Physical Therapist (retired), Interested in end of life matters

Our Story

In 2011, a news story about doctors spending $100,000 to prolong a man’s life for two weeks spurred Dr Susan Kreitzbergto and Donna Chimera, two of the founding members of the Gallatin Valley Circle of Compassion, into action. Dr Kreitzbergto felt that amount of money could buy so much health care for so many people, so she gathered a circle of friends and volunteers to help her begin a meaningful dialogue in Bozeman.  Within a year, she and Chimera put on their first public conference. Since then, most years bring about 100 attendees to the annual Mountains of Courage Conference.

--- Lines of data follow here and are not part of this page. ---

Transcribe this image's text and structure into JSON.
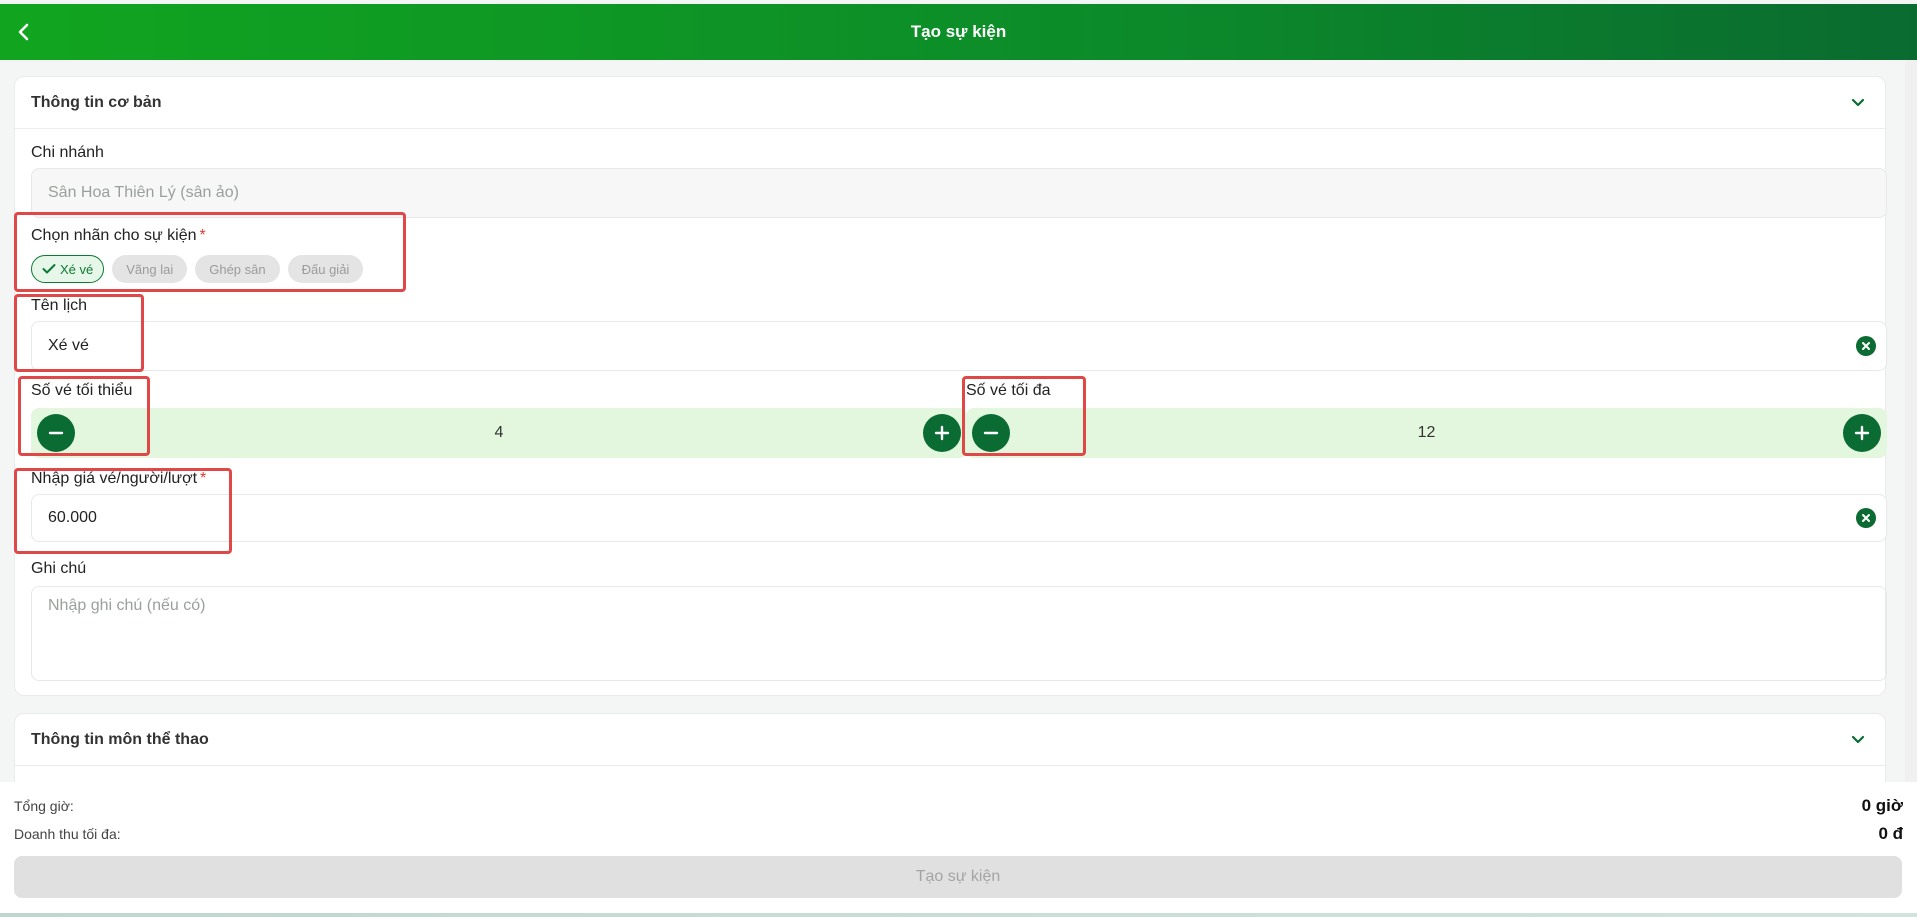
{
  "header": {
    "title": "Tạo sự kiện"
  },
  "basic": {
    "section_title": "Thông tin cơ bản",
    "branch_label": "Chi nhánh",
    "branch_value": "Sân Hoa Thiên Lý (sân ảo)",
    "tags_label": "Chọn nhãn cho sự kiện",
    "required_mark": "*",
    "tags": [
      {
        "label": "Xé vé",
        "active": true
      },
      {
        "label": "Vãng lai",
        "active": false
      },
      {
        "label": "Ghép sân",
        "active": false
      },
      {
        "label": "Đấu giải",
        "active": false
      }
    ],
    "name_label": "Tên lịch",
    "name_value": "Xé vé",
    "min_label": "Số vé tối thiểu",
    "min_value": "4",
    "max_label": "Số vé tối đa",
    "max_value": "12",
    "price_label": "Nhập giá vé/người/lượt",
    "price_value": "60.000",
    "note_label": "Ghi chú",
    "note_placeholder": "Nhập ghi chú (nếu có)"
  },
  "sport": {
    "section_title": "Thông tin môn thể thao"
  },
  "footer": {
    "total_hours_label": "Tổng giờ:",
    "total_hours_value": "0 giờ",
    "max_revenue_label": "Doanh thu tối đa:",
    "max_revenue_value": "0 đ",
    "submit_label": "Tạo sự kiện"
  },
  "colors": {
    "primary": "#0a6b33",
    "stepper_bg": "#e2f7de",
    "highlight": "#e04848"
  }
}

Susan and Donna would laugh frequently when they talked about the beginning of their organization. They were determined not to have the words death or dying in the name or the title of the conference. They went to hysterical lengths not to use the words, said Kreitzberg, a retired naturopath. They thought no one would come if they used those words. Chimera, a caregiver, nonprofit marketer and former senior care administrator, said they worked really hard on the wording. Circle of Compassion and Mountains of Courage gave no hint as to what they did, so they added a tagline: ‘Dialogues with the living about Dying’ and followed that with 'When Someone Dies'. It felt good to say the words out loud.


Mountains of Courage is for anyone who wants to create a conversation about death and dying. Attendees include professionals and the general public, laypeople and caregivers.

The event allows people to explore the practical issues, emotions, myths and traditions of dying in America. It provides resources and information that can help individuals discuss it calmly and confidently and make informed, empowered decisions.

Eighty percent of us do not put our personal affairs in order before we die. The vast majority of us want to die at home, but seventy-five percent will die in a hospital or nursing home, and about twenty percent of us will spend our last days in ICU, in part because we don’t talk with each other in advance.

Kreitzberg felt that we teach people in our culture how to drive and how to cook, but we don’t have classes on how to die. And that the way we handle death is so sanitized, and we’re so protected, that it’s a hard topic for us. Most modern cultures avoid talking about aspects of dying. People don’t want to upset each other. Friends and family members fear they’ll say the wrong thing or worry about what others will think of their attempts. The dying don’t talk because they are afraid, don’t want to be a burden, or don’t want to trigger one more feud in an already fractured family. We traumatize each other with our peculiar practices when we could as easily be transformed by talking.

The workshops cover a wide range of circumstances, options, and points of view. All presentations are intentional, healthy dialogues from the heart, not academic lectures. It’s a safe environment. No one needs to be afraid. 


Mountains of Courage provides openings for important, enriching conversations about when someone dies. The annual conference is hosted by a group of dedicated volunteers who strive to keep the dialogue on death active and supportive.